Time, Weekends, & Childhood

The protective wall of childhood innocence is being breached

The Psalmist sings of praise and wisdom from an unexpected source: “out of the mouth of children and of babes” (8:2). Occasionally one can find another source: in advertisements. An ad seen this morning in the Washington Metro was headlined “Childhood Passes Faster Than a Weekend.”

Don’t it?

Perhaps I’m a bit nostalgic, as my middle child just graduated college (see thoughts on that here) and the youngest will start in three years. But before I go all Tevye on you and start singing “Sunrise, Sunset,” I offer some thoughts on how swiftly fly the years.

Looking back on the passage of two-thirds of my parenting charges, the one thing I would have done differently is start earlier and be firmer on what I wanted to pass on to them. It’s said that St. Ignatius once remarked, “Just give me a child until six.” Perhaps we modern Catholics don’t believe that. Looking at toddler drag queen story hours, it’s pretty clear today’s sexual groomers do.

Up until now, the single-digit age years have been largely familial: families in theory could make the greatest impression on their children. Economic changes, especially the state’s quest for and parents’ acquiescence in the state’s primacy in “day care,” has made children “public” in ways previous generations never envisioned. I’m not here to litigate the reasons for this. I merely state it as a fact.

Up until now, the modern state has pretended to be “value neutral,” a public square in which moral concerns were supposedly reduced to a minimum in order to pitch a broad public tent. I never found this Rawlsian vision of the public square convincing, and it is certainly not today. “Woke” culture clearly aspires to invest the public square with its morality as the “public” morality, to be transmitted by all public contacts with anyone. It’s there that the protective wall of childhood innocence, once cultivated by the family and its primacy over childrearing, is being breached.

Unless one is homeschooling, the need to double down on shaping your culture is more imperative today than ever.

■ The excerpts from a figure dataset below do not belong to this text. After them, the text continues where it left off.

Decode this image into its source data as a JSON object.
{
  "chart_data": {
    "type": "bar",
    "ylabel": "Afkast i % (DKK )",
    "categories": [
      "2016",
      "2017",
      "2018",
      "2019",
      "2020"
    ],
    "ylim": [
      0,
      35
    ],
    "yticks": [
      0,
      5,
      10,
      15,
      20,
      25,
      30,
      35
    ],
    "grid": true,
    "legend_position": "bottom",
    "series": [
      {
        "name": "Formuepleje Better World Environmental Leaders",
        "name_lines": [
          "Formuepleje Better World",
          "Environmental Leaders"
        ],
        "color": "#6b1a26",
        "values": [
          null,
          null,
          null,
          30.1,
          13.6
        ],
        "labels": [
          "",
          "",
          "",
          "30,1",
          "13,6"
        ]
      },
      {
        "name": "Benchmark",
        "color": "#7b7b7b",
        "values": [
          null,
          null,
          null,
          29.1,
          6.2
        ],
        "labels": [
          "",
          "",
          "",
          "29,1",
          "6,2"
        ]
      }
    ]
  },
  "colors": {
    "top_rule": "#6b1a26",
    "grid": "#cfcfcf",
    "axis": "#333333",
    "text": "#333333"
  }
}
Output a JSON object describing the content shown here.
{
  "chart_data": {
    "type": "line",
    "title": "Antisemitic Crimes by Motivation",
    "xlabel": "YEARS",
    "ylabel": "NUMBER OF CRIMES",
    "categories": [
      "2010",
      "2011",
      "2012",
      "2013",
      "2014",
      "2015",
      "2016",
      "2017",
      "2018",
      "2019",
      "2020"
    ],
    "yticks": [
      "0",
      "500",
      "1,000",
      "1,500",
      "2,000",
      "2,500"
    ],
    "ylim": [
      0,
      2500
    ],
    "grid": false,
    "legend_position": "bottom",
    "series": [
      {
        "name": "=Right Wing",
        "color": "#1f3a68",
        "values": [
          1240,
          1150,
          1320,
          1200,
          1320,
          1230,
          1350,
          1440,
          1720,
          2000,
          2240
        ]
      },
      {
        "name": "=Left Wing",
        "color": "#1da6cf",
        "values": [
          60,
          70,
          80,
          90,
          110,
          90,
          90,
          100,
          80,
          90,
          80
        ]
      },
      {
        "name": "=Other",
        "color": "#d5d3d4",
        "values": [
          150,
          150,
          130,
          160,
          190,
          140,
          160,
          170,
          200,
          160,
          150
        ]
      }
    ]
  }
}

“Childhood passes faster than a weekend” is perhaps also a warning to the pool of children suffering from parental divorce. “Resilience,” an adult excuse to assuage their guilty consciences, is often employed to justify kids being shuttled on weekends and holidays between parents. If a weekend passes so rapidly, who really is forming those children over a childhood? If anybody has any doubts, read this painful essay about “families” and divorce from First Things.

So, before the clock runs down, let’s chuck the shibboleths of “quality time” and, instead, make time before it passes, before others with an agenda decide to preempt you.

 

John M. Grondelski (Ph.D., Fordham) was former associate dean of the School of Theology, Seton Hall University, South Orange, New Jersey. All views expressed herein are exclusively his.